How much you get out of writer-director Sylvain Chomet’s A Magnificent Life will largely depend on your familiarity, even fondness, for its subject: French novelist, playwright, and filmmaker Marcel Pagnol. This animated feature is a lyrical, dreamlike love letter to the director of such classics as the films in The Marseille Trilogy, and like most love letters, the details are warm and intimate, suggesting fondly remembered memories.
A Magnificent Life’s framing device revolves around an aging Pagnol, in 1974, being tasked to write a weekly literary serial about his childhood. Unfortunately, he finds that his memories are lost to time—until, that is, the specter of his childhood self begins to shepherd him through all the lost years.
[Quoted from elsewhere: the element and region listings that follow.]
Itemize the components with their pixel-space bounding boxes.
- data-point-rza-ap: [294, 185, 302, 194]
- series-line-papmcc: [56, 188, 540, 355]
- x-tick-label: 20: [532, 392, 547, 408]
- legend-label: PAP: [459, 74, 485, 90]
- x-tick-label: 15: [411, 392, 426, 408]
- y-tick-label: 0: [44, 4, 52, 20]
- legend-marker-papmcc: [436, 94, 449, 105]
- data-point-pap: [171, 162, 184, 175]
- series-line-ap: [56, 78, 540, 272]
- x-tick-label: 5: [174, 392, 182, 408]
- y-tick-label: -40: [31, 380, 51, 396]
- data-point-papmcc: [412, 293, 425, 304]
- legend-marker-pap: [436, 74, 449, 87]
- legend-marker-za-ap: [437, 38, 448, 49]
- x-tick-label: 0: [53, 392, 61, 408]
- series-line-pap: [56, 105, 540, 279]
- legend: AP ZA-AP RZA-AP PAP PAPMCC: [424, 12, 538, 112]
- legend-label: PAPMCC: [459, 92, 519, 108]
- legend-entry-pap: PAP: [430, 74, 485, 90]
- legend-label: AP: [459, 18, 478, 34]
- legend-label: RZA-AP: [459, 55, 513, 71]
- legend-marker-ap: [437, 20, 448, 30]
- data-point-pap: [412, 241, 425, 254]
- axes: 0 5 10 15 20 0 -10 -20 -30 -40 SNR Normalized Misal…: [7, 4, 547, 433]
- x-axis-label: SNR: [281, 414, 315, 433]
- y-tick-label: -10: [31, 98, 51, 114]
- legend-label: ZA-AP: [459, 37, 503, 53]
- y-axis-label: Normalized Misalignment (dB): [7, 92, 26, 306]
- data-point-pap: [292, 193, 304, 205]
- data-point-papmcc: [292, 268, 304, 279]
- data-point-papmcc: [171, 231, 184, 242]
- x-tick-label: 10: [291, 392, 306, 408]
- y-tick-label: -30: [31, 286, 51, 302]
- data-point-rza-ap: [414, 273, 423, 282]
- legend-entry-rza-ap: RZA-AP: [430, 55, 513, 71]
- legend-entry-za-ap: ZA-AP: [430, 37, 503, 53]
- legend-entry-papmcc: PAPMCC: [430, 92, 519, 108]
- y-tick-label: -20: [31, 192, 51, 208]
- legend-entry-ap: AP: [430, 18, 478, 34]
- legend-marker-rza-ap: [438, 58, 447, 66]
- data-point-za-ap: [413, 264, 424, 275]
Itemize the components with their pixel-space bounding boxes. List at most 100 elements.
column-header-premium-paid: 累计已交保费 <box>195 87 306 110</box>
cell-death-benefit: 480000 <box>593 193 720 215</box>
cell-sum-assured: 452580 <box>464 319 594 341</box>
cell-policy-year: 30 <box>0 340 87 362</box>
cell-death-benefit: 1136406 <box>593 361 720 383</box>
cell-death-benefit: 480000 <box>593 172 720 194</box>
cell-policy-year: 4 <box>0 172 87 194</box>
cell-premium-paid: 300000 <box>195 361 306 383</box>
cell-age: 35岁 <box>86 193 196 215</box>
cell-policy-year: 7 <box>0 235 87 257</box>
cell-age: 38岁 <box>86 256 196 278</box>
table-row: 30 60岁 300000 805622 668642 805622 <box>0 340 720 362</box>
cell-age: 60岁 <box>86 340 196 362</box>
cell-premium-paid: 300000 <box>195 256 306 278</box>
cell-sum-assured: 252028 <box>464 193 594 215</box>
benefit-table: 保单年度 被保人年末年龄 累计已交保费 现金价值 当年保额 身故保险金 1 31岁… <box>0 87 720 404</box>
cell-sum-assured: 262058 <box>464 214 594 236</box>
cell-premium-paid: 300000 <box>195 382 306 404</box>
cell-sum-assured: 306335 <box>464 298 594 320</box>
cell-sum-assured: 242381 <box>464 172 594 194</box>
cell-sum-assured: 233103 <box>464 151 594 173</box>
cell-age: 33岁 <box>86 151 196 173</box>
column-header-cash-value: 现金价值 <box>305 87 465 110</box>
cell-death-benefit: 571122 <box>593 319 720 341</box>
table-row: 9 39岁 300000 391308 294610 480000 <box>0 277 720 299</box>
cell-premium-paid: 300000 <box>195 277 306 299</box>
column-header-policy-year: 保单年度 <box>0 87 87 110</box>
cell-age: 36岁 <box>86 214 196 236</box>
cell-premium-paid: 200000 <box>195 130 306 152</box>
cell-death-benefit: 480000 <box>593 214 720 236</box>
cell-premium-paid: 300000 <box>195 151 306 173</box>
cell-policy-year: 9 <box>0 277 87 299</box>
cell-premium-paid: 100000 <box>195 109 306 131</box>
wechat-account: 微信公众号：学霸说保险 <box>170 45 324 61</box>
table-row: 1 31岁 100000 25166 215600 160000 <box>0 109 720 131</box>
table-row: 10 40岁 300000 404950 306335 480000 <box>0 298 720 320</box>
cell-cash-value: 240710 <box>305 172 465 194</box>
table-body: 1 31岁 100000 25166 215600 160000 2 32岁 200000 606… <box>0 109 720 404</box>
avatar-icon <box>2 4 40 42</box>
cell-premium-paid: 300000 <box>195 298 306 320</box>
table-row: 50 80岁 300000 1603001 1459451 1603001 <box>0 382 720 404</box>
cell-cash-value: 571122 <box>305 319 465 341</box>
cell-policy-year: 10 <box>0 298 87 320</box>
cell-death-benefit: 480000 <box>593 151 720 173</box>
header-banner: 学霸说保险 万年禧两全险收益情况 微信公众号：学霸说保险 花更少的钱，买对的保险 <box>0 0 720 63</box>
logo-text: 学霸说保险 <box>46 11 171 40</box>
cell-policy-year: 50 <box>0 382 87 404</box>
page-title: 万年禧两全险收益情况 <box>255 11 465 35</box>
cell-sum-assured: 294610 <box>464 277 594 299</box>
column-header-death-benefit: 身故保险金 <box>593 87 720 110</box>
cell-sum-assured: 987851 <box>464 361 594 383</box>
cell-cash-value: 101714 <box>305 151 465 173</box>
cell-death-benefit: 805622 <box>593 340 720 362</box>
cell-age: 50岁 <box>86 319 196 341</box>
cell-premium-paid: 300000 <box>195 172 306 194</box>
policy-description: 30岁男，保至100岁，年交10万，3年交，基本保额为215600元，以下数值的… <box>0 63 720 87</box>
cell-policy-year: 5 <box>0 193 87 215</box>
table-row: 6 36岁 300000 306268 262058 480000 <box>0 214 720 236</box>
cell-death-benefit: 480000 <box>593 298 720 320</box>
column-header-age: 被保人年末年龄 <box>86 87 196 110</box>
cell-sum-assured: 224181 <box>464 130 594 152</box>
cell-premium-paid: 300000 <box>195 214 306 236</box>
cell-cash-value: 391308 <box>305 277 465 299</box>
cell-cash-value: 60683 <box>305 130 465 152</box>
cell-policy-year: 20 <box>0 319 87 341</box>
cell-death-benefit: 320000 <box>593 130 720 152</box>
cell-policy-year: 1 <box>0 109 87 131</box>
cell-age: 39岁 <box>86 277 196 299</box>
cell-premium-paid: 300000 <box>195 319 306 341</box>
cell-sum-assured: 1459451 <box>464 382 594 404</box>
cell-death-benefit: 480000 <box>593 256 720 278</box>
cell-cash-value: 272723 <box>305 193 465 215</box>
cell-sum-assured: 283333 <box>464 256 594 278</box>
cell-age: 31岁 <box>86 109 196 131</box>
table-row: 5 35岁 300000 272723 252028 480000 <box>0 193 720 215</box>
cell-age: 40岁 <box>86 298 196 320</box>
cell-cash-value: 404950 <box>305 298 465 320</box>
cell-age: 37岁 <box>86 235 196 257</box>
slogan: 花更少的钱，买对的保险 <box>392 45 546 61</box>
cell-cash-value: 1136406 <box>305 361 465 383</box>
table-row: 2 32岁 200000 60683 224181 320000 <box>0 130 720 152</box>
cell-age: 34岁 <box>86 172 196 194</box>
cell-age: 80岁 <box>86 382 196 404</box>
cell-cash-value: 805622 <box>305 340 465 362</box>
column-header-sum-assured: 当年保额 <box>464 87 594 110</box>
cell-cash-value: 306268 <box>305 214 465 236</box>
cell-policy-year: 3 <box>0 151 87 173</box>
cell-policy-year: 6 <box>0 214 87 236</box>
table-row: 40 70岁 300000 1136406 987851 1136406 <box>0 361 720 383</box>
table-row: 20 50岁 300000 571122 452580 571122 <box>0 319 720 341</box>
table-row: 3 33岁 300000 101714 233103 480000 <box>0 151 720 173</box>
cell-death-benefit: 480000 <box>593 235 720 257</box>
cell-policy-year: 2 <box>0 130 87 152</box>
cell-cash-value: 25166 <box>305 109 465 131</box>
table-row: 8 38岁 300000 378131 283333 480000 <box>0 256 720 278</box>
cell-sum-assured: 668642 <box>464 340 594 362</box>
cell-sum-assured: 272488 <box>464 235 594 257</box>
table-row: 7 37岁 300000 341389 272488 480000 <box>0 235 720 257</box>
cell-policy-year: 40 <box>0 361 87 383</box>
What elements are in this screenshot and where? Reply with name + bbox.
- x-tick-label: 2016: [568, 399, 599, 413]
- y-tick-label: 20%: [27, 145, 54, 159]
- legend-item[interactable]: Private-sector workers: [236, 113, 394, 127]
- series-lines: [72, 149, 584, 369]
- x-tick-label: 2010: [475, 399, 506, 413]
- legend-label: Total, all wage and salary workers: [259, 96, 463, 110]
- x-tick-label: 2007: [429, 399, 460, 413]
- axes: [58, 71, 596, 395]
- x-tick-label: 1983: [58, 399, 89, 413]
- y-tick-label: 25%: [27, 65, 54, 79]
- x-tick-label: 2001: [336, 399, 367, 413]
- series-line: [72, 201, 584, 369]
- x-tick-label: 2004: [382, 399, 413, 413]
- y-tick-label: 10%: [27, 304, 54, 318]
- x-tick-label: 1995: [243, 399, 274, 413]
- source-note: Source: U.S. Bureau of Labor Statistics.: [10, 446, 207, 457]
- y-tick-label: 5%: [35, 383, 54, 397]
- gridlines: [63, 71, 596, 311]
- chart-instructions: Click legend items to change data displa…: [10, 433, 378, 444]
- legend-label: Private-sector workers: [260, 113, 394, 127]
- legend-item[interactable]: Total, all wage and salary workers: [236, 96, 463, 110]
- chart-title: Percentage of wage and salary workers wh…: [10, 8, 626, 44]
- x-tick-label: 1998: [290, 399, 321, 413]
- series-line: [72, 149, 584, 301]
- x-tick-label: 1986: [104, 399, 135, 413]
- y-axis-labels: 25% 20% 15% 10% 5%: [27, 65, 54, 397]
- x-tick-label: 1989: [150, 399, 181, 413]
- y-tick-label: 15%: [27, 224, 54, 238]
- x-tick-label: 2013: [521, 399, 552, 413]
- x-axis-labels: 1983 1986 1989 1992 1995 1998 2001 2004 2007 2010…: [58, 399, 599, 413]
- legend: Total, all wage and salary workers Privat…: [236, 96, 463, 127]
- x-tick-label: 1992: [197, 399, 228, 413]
The touchstone elements that Chomet chooses to home in on are lovely, joyous, and frequently funny in a rather general sense, from Pagnol’s loss of his mother, to his arrival in Paris and falling in with the city’s community of creatives, to his clashes with critics, his first tastes of success, and the actors he would bring up with him along the way.
Between the framing device of Pagnol flitting freely through his memories and so many of his films being bucolic tapestries of life, there’s something apt about the disconnected nature of the life moments that Chomet spotlights. But the way A Magnificent Life is prone to veering off into tangents grows frustrating. Chomet provides only a scant sense of Pagnol’s creative inklings, such as the ideas and themes that fuel the films that he fights so vehemently to make.
Most insightful is an ongoing fight between Pagnol and his producers about scripting dialogue with the supposedly incomprehensible Marseille accent. But even that tiny culture war is lost in translation—quite literally given that A Magnificent Life’s English dub makes no attempt to differentiate that accent from the rest of the British voices we hear.
The film plays like a Wikipedia entry that’s been brought to animated life, and yet, even Pagnol’s Wikipedia page is full of details about the man’s life that Chomet, for all his undeniable mastery in whipping up textured and lived-in worlds, seems to languidly, almost stubbornly glide past. In the end, the consequence of Chomet not trying to woo those who aren’t intimately familiar with, say, The Baker’s Wife into falling in love with Pagnol is that this very pretty film may leave you feeling like an awkward bystander in a very public display of affection.